Действовать он начал не откладывая. Прежде всего перчатки. Вадим нисколько не сомневался, что подложивший их убийца попытается выяснить, что же с ними случилось, почему их никто не нашел. Поэтому, как следует поиграв ими со своей доброй «приятельницей» — живущей при автопарке молодой лайкой, — Вадим бросил перчатки в кусты неподалеку от места убийства. Изжеванные, рваные, с прилипшими к ним многочисленными серыми шерстинками, они теперь всем своим видом говорили о том, что с ними произошло, то есть в чьих зубах они побывали, и что Инна здесь совершенно ни при чем.
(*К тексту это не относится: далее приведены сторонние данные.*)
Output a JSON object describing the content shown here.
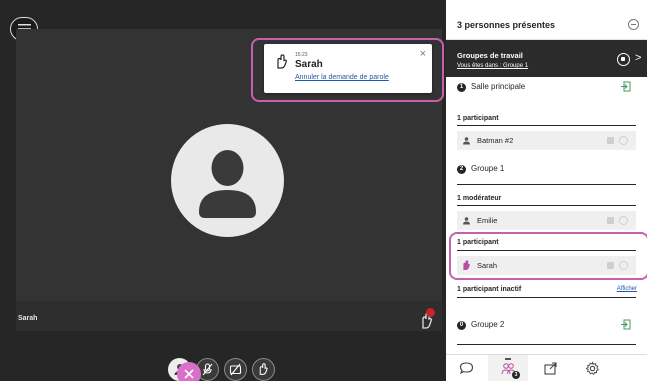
{
  "video": {
    "participant_name": "Sarah",
    "raise_hand_count": "1"
  },
  "notification": {
    "time": "15:23",
    "name": "Sarah",
    "action": "Annuler la demande de parole",
    "close_glyph": "×"
  },
  "controls": [
    {
      "icon": "avatar-icon",
      "status": "online"
    },
    {
      "icon": "microphone-off-icon"
    },
    {
      "icon": "camera-off-icon"
    },
    {
      "icon": "raise-hand-icon"
    }
  ],
  "panel": {
    "title": "3 personnes présentes",
    "groups": {
      "title": "Groupes de travail",
      "subtitle": "Vous êtes dans : Groupe 1",
      "arrow": ">"
    },
    "rooms": [
      {
        "number": "1",
        "name": "Salle principale"
      },
      {
        "number": "2",
        "name": "Groupe 1"
      },
      {
        "number": "0",
        "name": "Groupe 2"
      }
    ],
    "sections": {
      "main_participants": "1 participant",
      "group1_moderators": "1 modérateur",
      "group1_participants": "1 participant",
      "inactive": "1 participant inactif",
      "inactive_link": "Afficher"
    },
    "people": [
      {
        "name": "Batman #2",
        "icon": "user-icon"
      },
      {
        "name": "Emilie",
        "icon": "user-icon"
      },
      {
        "name": "Sarah",
        "icon": "raise-hand-icon"
      }
    ],
    "tabs": [
      {
        "icon": "chat-icon"
      },
      {
        "icon": "participants-icon",
        "badge": "3"
      },
      {
        "icon": "share-icon"
      },
      {
        "icon": "settings-icon"
      }
    ]
  },
  "colors": {
    "highlight": "#c660ac",
    "dark": "#262626",
    "link": "#1f5aa6",
    "alert": "#c8232c",
    "close_fab": "#d96fc8"
  }
}
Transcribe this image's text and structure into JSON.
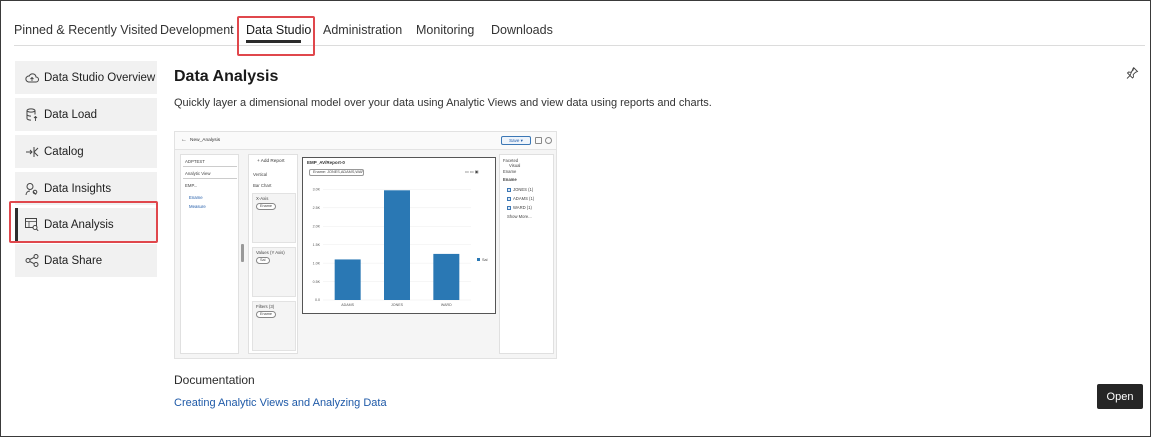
{
  "tabs": [
    {
      "label": "Pinned & Recently Visited"
    },
    {
      "label": "Development"
    },
    {
      "label": "Data Studio",
      "active": true
    },
    {
      "label": "Administration"
    },
    {
      "label": "Monitoring"
    },
    {
      "label": "Downloads"
    }
  ],
  "sidebar": {
    "items": [
      {
        "label": "Data Studio Overview",
        "icon": "cloud-icon"
      },
      {
        "label": "Data Load",
        "icon": "database-upload-icon"
      },
      {
        "label": "Catalog",
        "icon": "catalog-icon"
      },
      {
        "label": "Data Insights",
        "icon": "insights-search-icon"
      },
      {
        "label": "Data Analysis",
        "icon": "analysis-icon",
        "active": true
      },
      {
        "label": "Data Share",
        "icon": "share-icon"
      }
    ]
  },
  "main": {
    "title": "Data Analysis",
    "description": "Quickly layer a dimensional model over your data using Analytic Views and view data using reports and charts.",
    "documentation_heading": "Documentation",
    "documentation_link": "Creating Analytic Views and Analyzing Data",
    "open_label": "Open"
  },
  "preview": {
    "back": "←",
    "name": "New_Analysis",
    "save_label": "Save ▾",
    "left_panel": {
      "schema": "ADPTEST",
      "source_type": "Analytic View",
      "source": "EMP...",
      "tree": [
        "Ename",
        "Measure"
      ]
    },
    "mid_panel": {
      "add_report": "+ Add Report",
      "orientation": "Vertical",
      "chart_type": "Bar Chart",
      "xaxis_label": "X-Axis",
      "xaxis_pill": "Ename",
      "values_label": "Values (Y Axis)",
      "values_pill": "Sal",
      "filters_label": "Filters (3)",
      "filters_pill": "Ename"
    },
    "chart_title": "EMP_AV/Report-0",
    "filter_text": "Ename: JONES,ADAMS,WARD",
    "legend": "Sal",
    "right_panel": {
      "faceted": "Faceted",
      "visual": "Visual",
      "heading": "Ename",
      "header2": "Ename",
      "members": [
        "JONES (1)",
        "ADAMS (1)",
        "WARD (1)"
      ],
      "show_more": "Show More..."
    }
  },
  "chart_data": {
    "type": "bar",
    "categories": [
      "ADAMS",
      "JONES",
      "WARD"
    ],
    "series": [
      {
        "name": "Sal",
        "values": [
          1100,
          2975,
          1250
        ]
      }
    ],
    "ylim": [
      0,
      3200
    ],
    "yticks": [
      "0.0",
      "0.5K",
      "1.0K",
      "1.5K",
      "2.0K",
      "2.5K",
      "3.0K"
    ],
    "color": "#2a78b4"
  },
  "colors": {
    "highlight": "#e0474c",
    "link": "#1f5aa8",
    "open_button": "#262626",
    "sidebar_bg": "#f1f1f1"
  }
}
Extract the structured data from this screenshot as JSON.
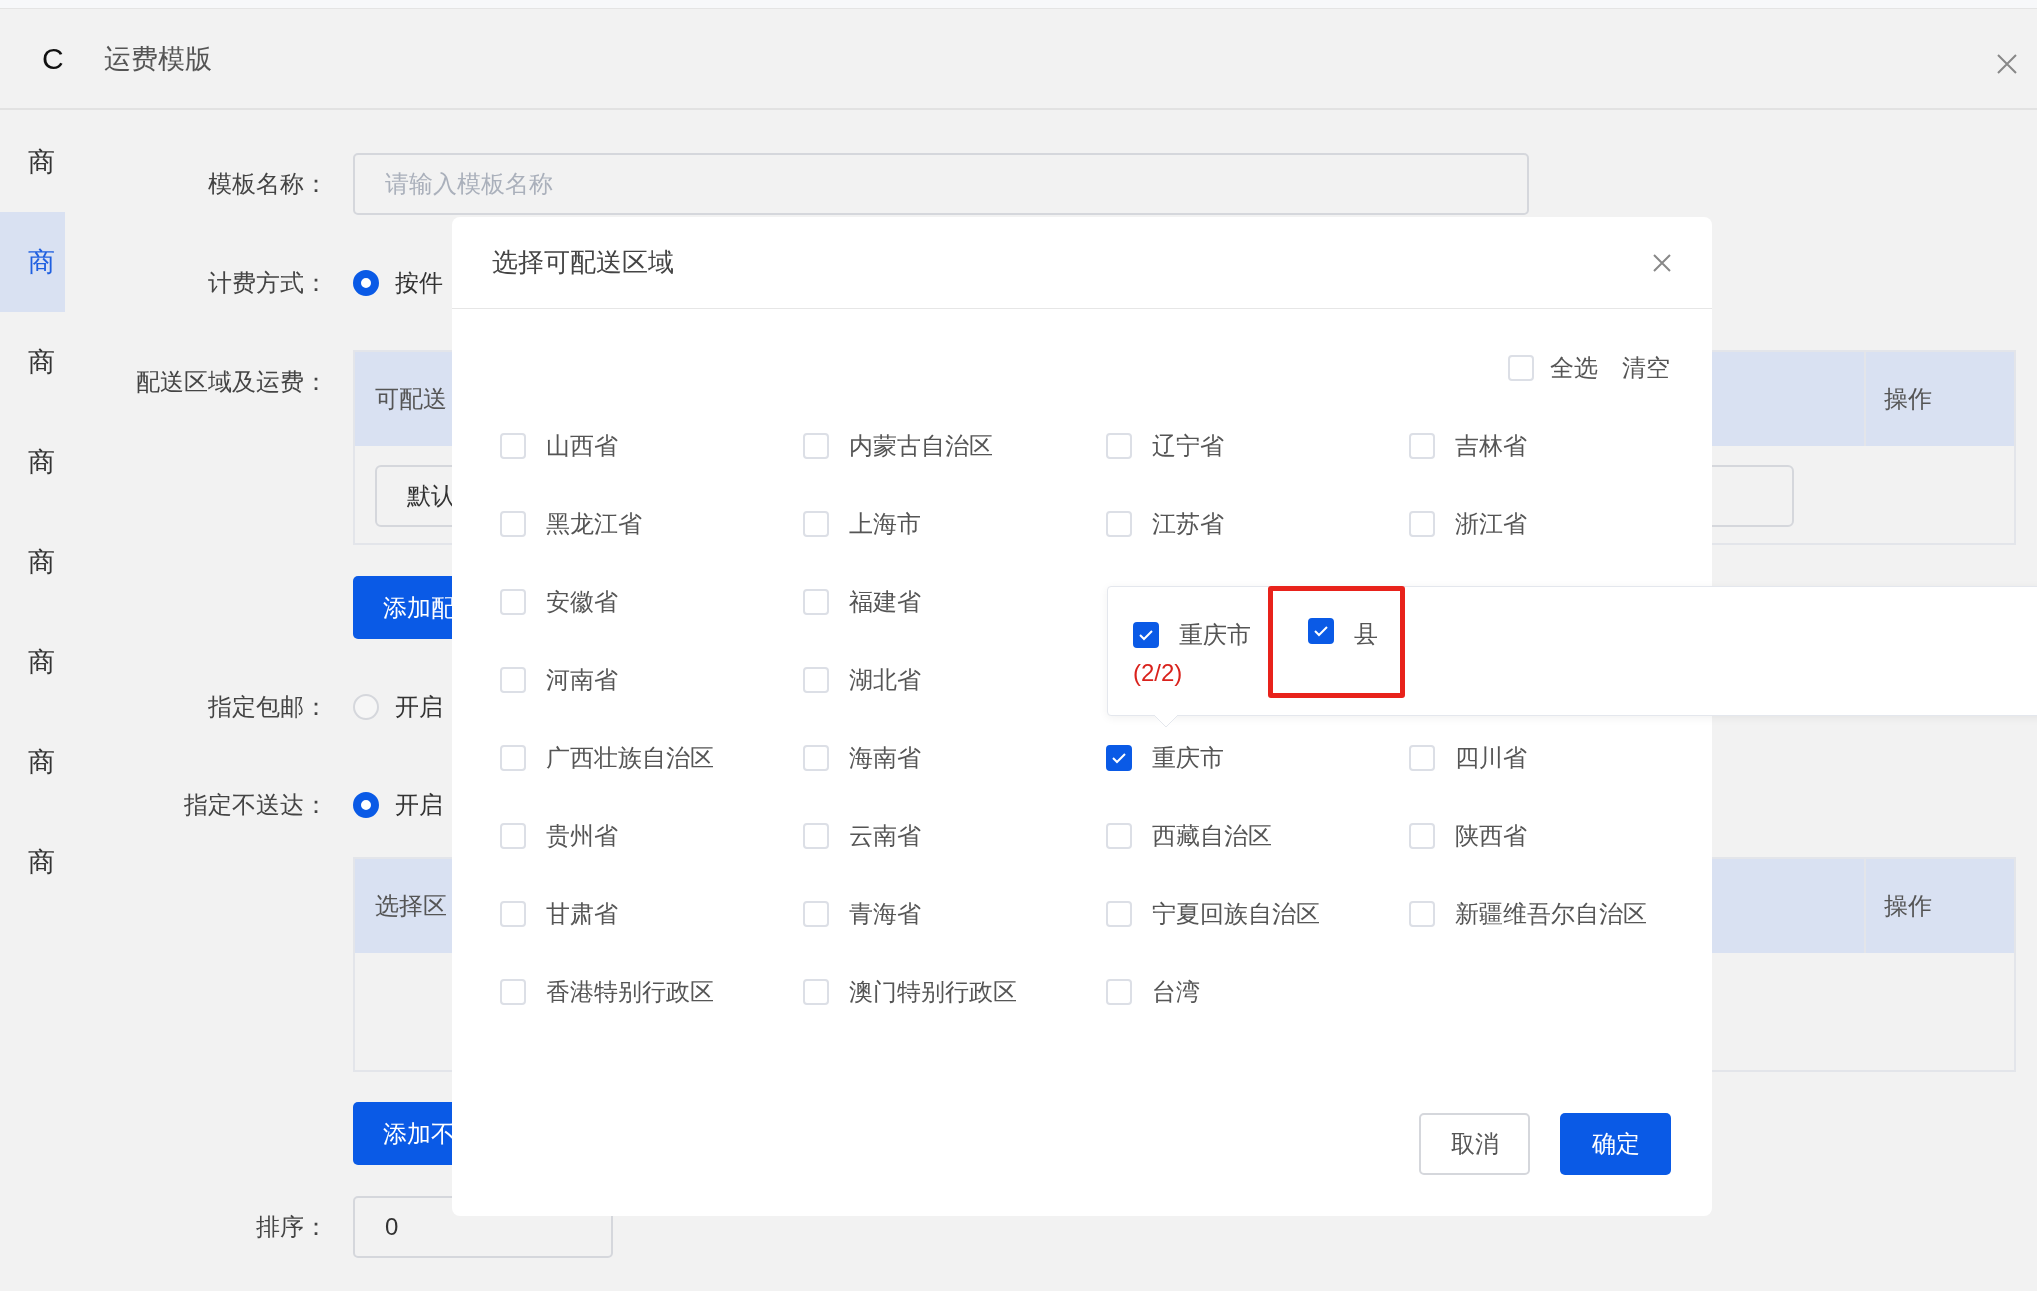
{
  "header": {
    "back_glyph": "C",
    "title": "运费模版"
  },
  "sidebar": {
    "items": [
      {
        "label": "商",
        "selected": false
      },
      {
        "label": "商",
        "selected": true
      },
      {
        "label": "商",
        "selected": false
      },
      {
        "label": "商",
        "selected": false
      },
      {
        "label": "商",
        "selected": false
      },
      {
        "label": "商",
        "selected": false
      },
      {
        "label": "商",
        "selected": false
      },
      {
        "label": "商",
        "selected": false
      }
    ]
  },
  "form": {
    "template_name": {
      "label": "模板名称：",
      "placeholder": "请输入模板名称"
    },
    "billing": {
      "label": "计费方式：",
      "options": [
        {
          "label": "按件",
          "selected": true
        }
      ]
    },
    "delivery": {
      "label": "配送区域及运费：",
      "columns": [
        "可配送",
        "操作"
      ],
      "row_value": "默认",
      "add_button": "添加配"
    },
    "free_shipping": {
      "label": "指定包邮：",
      "options": [
        {
          "label": "开启",
          "selected": false
        }
      ]
    },
    "no_delivery": {
      "label": "指定不送达：",
      "options": [
        {
          "label": "开启",
          "selected": true
        }
      ],
      "columns": [
        "选择区",
        "操作"
      ],
      "add_button": "添加不"
    },
    "sort": {
      "label": "排序：",
      "value": "0"
    }
  },
  "dialog": {
    "title": "选择可配送区域",
    "select_all": {
      "label": "全选",
      "checked": false
    },
    "clear": "清空",
    "rows": [
      [
        {
          "label": "山西省",
          "checked": false
        },
        {
          "label": "内蒙古自治区",
          "checked": false
        },
        {
          "label": "辽宁省",
          "checked": false
        },
        {
          "label": "吉林省",
          "checked": false
        }
      ],
      [
        {
          "label": "黑龙江省",
          "checked": false
        },
        {
          "label": "上海市",
          "checked": false
        },
        {
          "label": "江苏省",
          "checked": false
        },
        {
          "label": "浙江省",
          "checked": false
        }
      ],
      [
        {
          "label": "安徽省",
          "checked": false
        },
        {
          "label": "福建省",
          "checked": false
        }
      ],
      [
        {
          "label": "河南省",
          "checked": false
        },
        {
          "label": "湖北省",
          "checked": false
        }
      ],
      [
        {
          "label": "广西壮族自治区",
          "checked": false
        },
        {
          "label": "海南省",
          "checked": false
        },
        {
          "label": "重庆市",
          "checked": true
        },
        {
          "label": "四川省",
          "checked": false
        }
      ],
      [
        {
          "label": "贵州省",
          "checked": false
        },
        {
          "label": "云南省",
          "checked": false
        },
        {
          "label": "西藏自治区",
          "checked": false
        },
        {
          "label": "陕西省",
          "checked": false
        }
      ],
      [
        {
          "label": "甘肃省",
          "checked": false
        },
        {
          "label": "青海省",
          "checked": false
        },
        {
          "label": "宁夏回族自治区",
          "checked": false
        },
        {
          "label": "新疆维吾尔自治区",
          "checked": false
        }
      ],
      [
        {
          "label": "香港特别行政区",
          "checked": false
        },
        {
          "label": "澳门特别行政区",
          "checked": false
        },
        {
          "label": "台湾",
          "checked": false
        }
      ]
    ],
    "popover": {
      "city": {
        "label": "重庆市",
        "checked": true,
        "count": "(2/2)"
      },
      "districts": [
        {
          "label": "县",
          "checked": true,
          "highlighted": true
        }
      ]
    },
    "buttons": {
      "cancel": "取消",
      "confirm": "确定"
    }
  }
}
Избавившись от перчаток и купив новые, Ларичев занялся другими делами. Прежде всего купил новую трубку и занес ее номер в свой собственный телефон вместо прежнего под именем «Иннулька». Не забыл зайти и в контору, где оформил жене отпуск за свой счет, сочинив целую историю о внезапной болезни ее матери. После этого ему оставалось только ждать, набравшись терпения и беспрестанно думая об Инне — о том, как она там сейчас, измученная, исстрадавшаяся, поверившая в то, что смог ей внушить подлый убийца, но тем не менее так и не сумевшая предать своего Вадима. Изводясь от этих мыслей, Ларичев все-таки решился отправить Инне деньги. Соблюдая все мыслимые меры предосторожности, многократно убедившись, что за ним не следят, он отослал перевод из города, и не на имя жены — как чувствовал, что та сейчас в больнице, — а на имя ее матери. К переводу приписал коротенькое послание, всего в несколько слов: «Иннулька, приехать пока не могу, но это не я!» После чего вроде бы немного успокоился за Инну.

Но Инна осталась в полном неведении относительно присланного сообщения. Зная, что пережитое ею потрясение как-то связано с зятем, мама получила перевод, намереваясь истратить деньги на Инну и малыша, но ни слова не сказала об этом, опасаясь подорвать какими бы то ни было известиями и без того хрупкое сейчас здоровье дочки. Откуда ей было знать, какое значение имели для той эти слова?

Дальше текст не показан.